En un tiempo, a mi viejo también se le dio por decir: «a cálculo conservador, tu madre y yo vamos ya por el polvo 2600. Eso es amor». Otra frase bastante polémica, porque el amor o la pareja parecen pedir y dar cosas diferentes a las que pide o da un amante de muchos años.
Pero lo importante es que estas frases son a todas luces contradictorias. ¿Qué es el amor? ¿ Una especie de amistad sexuada? ¿Una calentura sostenida en el tiempo? Crecí tomando las frases de mi padre como verdades talladas en piedra, así que no es sorprendente que al final me ha ya acabado sintiendo un poco confundido respecto de lo que es el amor.
Voy a tratar de desenredar la maraña de conceptos que heredé de mi papá, a ver si los transformo en otra maraña que mi hijo tendrá que desenredar cuando le toque.
Para empezar, ¿qué significa un «amigo con tetas»? Amigo viene del latin amicus que no significa realmente «amigo» tal como lo entendemos ahora, sino «aliado». Si volvemos al significado antiguo de la palabra, a la etimología, quizás la frase de mi viejo tenga más sentido: una novia es un aliado con tetas. ¿Pero un aliado ante qué? ¿Para qué? La respuesta quizás esté en el siglo XIX.
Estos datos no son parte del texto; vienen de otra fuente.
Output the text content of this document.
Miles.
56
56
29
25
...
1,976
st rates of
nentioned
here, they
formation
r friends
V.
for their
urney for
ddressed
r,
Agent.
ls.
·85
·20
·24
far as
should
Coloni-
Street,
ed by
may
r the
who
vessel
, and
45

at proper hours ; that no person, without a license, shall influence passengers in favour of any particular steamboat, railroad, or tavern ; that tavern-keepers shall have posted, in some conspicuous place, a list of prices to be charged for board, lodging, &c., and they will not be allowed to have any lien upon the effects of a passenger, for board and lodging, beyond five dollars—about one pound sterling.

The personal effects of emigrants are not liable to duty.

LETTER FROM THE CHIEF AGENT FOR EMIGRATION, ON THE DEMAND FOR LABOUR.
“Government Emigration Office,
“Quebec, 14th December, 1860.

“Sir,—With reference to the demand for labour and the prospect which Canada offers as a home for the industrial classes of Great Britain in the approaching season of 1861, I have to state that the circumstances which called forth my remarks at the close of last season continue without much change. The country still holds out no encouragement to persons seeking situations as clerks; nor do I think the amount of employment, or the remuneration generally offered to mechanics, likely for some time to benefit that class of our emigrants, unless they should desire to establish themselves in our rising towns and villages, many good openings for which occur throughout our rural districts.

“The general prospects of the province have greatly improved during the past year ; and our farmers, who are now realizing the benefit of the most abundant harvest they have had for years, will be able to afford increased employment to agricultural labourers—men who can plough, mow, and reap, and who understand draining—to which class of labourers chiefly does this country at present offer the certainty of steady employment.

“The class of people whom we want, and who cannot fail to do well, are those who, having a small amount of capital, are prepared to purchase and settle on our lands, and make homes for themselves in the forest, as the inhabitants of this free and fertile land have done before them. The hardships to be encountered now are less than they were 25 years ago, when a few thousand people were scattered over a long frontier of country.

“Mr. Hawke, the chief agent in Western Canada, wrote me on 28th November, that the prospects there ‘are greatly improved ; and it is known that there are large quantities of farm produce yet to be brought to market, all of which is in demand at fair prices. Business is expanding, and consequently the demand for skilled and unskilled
Uno de los números que siempre me llamaron la atención es la expectativa de vida y el número de hijos que teníamos hace menos de 200 años. En 1869 (año del que datan las estadísticas fiables más antiguas que tenemos en Argentina), los argentinos vivían, en promedio, 33 años y tenían 7 hijos por mujer. Hoy vivimos 75 y tenemos 2,5 hijos por mujer. Esto quiere decir que, en el siglo XIX, desde que alcanzaba la edad fértil hasta su muerte, una mujer (con o sin pareja) tenía un hijo cada dos o tres años. Considerando el embarazo y la lactancia, estaba embarazada o dando la teta todo el tiempo, desde que se volvía fértil hasta que se moría (lo que muchas veces ocurría durante los partos). Un casamiento, entonces, era un vínculo que duraba «hasta que la muerte los separe». Cosa que pasaba en los siguientes 10 o 20 años, como mucho. En el interín, las parejas tenían hijos todo el tiempo (30% de los cuales se moría antes de cumplir los 5 años).(1)
En este contexto se entiende un poco más la idea de «aliado con tetas» (o «aliado con pito»). El casamiento era una sociedad para la reproducción, para enfrentar la enfermedad y la decadencia. Una pareja era una alianza contra la muerte, no un compañero para ir de paseo. No era la unión de dos personas que quieren charlar, ver series y veinte años después seguir cogiendo como si fuera el primer día. La institución matrimonial fue creada para otro tipo de vida y no es extraño que hoy nos produzca tanto desconcierto.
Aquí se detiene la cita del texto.